On the front page, of course, was the good news that the U.S. Supreme Court has come to its senses and stopped blocking campaign finance reform on First Amendment grounds. As with the court's groundbreaking (and misguided) mid-'70s decision in Buckley v. Valeo, the new case spawned a weird-looking cluster of longwinded opinions on various issues, including one highly unusual co-authored majority opinion. But the basic vote was 5-4, with my fellow Stanford Law alum Sandra Day O'Connor once again calling the shot from the Court's center.
It's amusing to me that when it comes to corporate money controlling politics, Justices Rehnquist, Scalia, Thomas and Kennedy are the champions of "free speech," while the Usual Suspects -- Breyer, Ginsburg, Souter and Stevens -- are the defenders of government's important interests in restricting what special interests can and can't buy ads about. After Bush v. Gore, though, what do you expect? There's really no sense in pretending that we're looking for "neutral principles" any more, I guess.
Hey, I'm not complaining. Any time the ACLU and the NRA lose in the same case, I'm happy.
Also on the front page, W. showed why I call him "Boner," as he stepped in another deep pile of foreign policy kim chee. Just as he's making all nicey nicey with our lukewarm allies, asking them pretty please to forgive Iraq's debt, somebody over at the Pentagon decides to break the news to them that they're not getting any contract work to rebuild Iraq because they didn't send troops in with us. There's that trademark Bush diplomatic timing. "Eh?" say the Canadians. "Ach," say the Germans. "Mon dieu," say the French. "That'll be $2.64 a gallon," says Dick Cheney.
I'm sure W.'s going to go after Dean as knowing nothing about foreign policy. Takes one to know one.
Speaking of which, the Times also reports that everybody in the Bush camp now thinks that Dean will be their opponent in the general election. They're cautioning the GOP faithful not to be overconfident against Dean, which is a sure sign that deep down they, like I, believe that the President will be opening up a major can of whup-a*s next summer.
You know they're gonna produce Saddam Hussein right around Fourth of July, don't you? You just know it.
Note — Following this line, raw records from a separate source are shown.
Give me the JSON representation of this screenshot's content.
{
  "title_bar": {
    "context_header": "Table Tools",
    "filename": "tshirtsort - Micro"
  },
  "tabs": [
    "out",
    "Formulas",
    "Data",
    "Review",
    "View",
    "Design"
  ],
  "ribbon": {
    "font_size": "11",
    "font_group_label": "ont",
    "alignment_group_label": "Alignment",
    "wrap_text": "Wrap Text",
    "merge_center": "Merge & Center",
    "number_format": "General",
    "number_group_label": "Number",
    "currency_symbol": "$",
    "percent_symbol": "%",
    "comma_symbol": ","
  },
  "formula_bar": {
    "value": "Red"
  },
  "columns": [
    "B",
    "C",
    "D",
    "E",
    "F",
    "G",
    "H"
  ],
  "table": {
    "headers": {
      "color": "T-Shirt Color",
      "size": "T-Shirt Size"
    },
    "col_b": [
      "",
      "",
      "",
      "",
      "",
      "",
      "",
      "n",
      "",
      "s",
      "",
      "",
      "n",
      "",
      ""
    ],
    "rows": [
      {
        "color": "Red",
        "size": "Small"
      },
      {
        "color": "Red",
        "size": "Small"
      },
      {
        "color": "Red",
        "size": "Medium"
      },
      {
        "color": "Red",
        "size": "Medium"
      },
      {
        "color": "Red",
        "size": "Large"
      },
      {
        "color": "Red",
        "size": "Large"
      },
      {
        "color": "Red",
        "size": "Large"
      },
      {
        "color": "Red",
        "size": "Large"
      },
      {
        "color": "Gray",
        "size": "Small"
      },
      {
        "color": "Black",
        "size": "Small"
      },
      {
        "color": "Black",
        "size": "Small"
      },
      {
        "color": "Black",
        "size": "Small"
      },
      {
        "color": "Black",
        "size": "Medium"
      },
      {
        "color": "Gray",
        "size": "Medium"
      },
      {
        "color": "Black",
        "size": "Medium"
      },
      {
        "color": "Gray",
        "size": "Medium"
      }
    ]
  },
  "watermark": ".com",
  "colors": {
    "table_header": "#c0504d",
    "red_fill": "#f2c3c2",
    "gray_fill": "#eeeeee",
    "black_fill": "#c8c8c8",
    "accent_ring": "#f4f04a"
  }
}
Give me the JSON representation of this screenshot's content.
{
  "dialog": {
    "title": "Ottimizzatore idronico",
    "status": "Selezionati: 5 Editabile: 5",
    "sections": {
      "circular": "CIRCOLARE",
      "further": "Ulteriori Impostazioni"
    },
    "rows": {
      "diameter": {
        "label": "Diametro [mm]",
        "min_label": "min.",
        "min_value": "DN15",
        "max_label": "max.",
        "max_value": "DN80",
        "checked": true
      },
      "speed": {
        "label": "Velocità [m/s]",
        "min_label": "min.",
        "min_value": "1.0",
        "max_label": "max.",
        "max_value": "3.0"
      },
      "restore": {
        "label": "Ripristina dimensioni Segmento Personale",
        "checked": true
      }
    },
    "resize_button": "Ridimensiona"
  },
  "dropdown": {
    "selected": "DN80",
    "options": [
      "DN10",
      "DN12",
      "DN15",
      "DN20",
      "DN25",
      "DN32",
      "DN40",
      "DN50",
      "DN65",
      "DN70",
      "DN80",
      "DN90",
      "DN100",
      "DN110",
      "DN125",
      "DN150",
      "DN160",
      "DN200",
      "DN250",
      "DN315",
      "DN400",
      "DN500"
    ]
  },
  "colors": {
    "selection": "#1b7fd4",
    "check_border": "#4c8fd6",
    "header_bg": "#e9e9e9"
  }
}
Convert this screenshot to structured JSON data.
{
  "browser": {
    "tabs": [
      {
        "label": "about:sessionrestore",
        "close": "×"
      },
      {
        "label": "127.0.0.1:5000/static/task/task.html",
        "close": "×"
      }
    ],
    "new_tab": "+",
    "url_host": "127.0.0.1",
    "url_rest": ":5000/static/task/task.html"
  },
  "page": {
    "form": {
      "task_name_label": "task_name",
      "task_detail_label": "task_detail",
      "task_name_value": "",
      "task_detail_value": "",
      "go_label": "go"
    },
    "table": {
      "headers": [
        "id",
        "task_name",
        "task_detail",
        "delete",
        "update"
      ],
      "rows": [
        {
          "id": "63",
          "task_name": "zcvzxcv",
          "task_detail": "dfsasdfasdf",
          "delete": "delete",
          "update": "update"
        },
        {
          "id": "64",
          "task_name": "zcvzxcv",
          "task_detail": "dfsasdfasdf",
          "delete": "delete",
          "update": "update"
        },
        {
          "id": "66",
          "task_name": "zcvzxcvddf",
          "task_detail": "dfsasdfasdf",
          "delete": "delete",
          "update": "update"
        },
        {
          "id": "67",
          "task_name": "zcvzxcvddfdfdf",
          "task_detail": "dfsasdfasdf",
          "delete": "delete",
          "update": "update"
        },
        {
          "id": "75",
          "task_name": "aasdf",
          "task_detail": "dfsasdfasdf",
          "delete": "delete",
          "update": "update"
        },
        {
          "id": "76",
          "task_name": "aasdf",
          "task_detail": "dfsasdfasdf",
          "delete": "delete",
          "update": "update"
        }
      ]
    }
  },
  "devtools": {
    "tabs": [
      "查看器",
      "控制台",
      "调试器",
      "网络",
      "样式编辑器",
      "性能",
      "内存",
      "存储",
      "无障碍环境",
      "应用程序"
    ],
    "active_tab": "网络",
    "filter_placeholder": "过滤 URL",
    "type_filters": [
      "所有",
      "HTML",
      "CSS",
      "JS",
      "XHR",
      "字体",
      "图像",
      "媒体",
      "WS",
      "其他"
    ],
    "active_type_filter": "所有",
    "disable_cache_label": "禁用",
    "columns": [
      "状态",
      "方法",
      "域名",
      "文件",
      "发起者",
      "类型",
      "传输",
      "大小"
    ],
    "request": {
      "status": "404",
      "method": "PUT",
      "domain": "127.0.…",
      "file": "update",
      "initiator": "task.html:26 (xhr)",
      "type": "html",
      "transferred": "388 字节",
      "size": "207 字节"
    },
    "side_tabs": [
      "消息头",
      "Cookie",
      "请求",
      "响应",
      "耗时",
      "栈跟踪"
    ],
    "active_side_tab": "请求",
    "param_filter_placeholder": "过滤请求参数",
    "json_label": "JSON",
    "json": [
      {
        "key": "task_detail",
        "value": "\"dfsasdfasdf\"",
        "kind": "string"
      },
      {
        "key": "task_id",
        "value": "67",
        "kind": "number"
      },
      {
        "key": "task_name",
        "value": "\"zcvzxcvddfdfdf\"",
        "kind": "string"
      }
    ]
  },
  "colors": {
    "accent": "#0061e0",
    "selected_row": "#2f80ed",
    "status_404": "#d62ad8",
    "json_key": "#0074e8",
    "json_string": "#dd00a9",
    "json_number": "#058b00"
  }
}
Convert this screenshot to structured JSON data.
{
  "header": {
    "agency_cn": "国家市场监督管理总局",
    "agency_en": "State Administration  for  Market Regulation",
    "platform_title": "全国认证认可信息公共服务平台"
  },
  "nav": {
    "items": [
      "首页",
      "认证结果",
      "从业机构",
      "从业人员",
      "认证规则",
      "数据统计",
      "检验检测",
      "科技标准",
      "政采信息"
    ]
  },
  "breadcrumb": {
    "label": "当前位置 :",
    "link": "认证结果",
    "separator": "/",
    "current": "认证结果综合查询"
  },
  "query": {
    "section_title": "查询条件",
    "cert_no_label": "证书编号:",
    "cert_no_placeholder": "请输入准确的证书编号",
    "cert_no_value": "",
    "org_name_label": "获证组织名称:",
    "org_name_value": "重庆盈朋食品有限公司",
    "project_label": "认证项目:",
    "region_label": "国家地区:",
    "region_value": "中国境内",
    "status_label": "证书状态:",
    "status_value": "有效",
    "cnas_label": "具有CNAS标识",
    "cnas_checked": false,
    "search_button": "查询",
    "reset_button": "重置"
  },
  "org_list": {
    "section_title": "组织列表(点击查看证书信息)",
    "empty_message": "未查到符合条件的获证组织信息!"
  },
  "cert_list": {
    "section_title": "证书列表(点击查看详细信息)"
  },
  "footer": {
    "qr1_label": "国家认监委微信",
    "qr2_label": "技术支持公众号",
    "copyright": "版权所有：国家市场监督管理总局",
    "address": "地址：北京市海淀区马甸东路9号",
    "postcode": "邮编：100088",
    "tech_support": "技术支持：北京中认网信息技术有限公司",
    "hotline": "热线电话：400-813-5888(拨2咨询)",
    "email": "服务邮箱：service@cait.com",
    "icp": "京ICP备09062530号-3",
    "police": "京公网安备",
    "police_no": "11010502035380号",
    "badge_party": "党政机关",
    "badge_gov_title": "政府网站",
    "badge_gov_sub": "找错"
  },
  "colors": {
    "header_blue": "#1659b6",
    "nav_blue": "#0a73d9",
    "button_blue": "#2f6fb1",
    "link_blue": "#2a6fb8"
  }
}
What else? Oh yeah, inside there's a piece on how hard Memphis, Tennessee is trying to be as hip as places like Seattle and Portland. Down there the goatee-and-black-t-shirt types are all cooing the "creative class" mantra that we hear about on Portland Communique from time to time. Sounds like some guy named Florida is where they're getting it from. Anyhow, so far it ain't working in Memphis, despite a lot of indicators that suggest that it could indeed become a pretty hip place. In the meantime, the coolest thing there besides Dead Elvis is still boomer-going-geezer John Hiatt, whom The Times doesn't mention.
The "Circuits" section gets into the new wave of phone cam regulation. That's not really news, except for a statistic that I hadn't read before: There are now 6 million of those little buggers out there. Scary. (On a related note, tonight on the local TV news I watched a home surveillance video of a truly dopey couple of scuzzbags stealing a lady's Christmas packages off her front porch. The two thieves are sick, but then I noticed that the homeowner had three different cams trained on her front yard. What motivated her to do that? I smell dog poop!)
Thomas Friedman thinks that the occupation of Iraq will make Israel more moderate, since it can no longer point to an Iraqi threat. And op-ed contributor and retired super-high NATO poobah Andrew Goodpaster offers (among other things) a thought-provoking quote from his old boss, George C. Marshall:
Tyranny inevitably must retire before the tremendous moral strength of the gospel of freedom and self-respect for the individual. But we have to recognize that these democratic principles do not flourish on empty stomachs and that people turn to false promises of dictators because they are hopeless and anything promises something better than the miserable existence that they endure.When I get the quarterly bill for my daily Times subscription, I usually wince. But on days like yesterday, that paper's worth its weight in gold.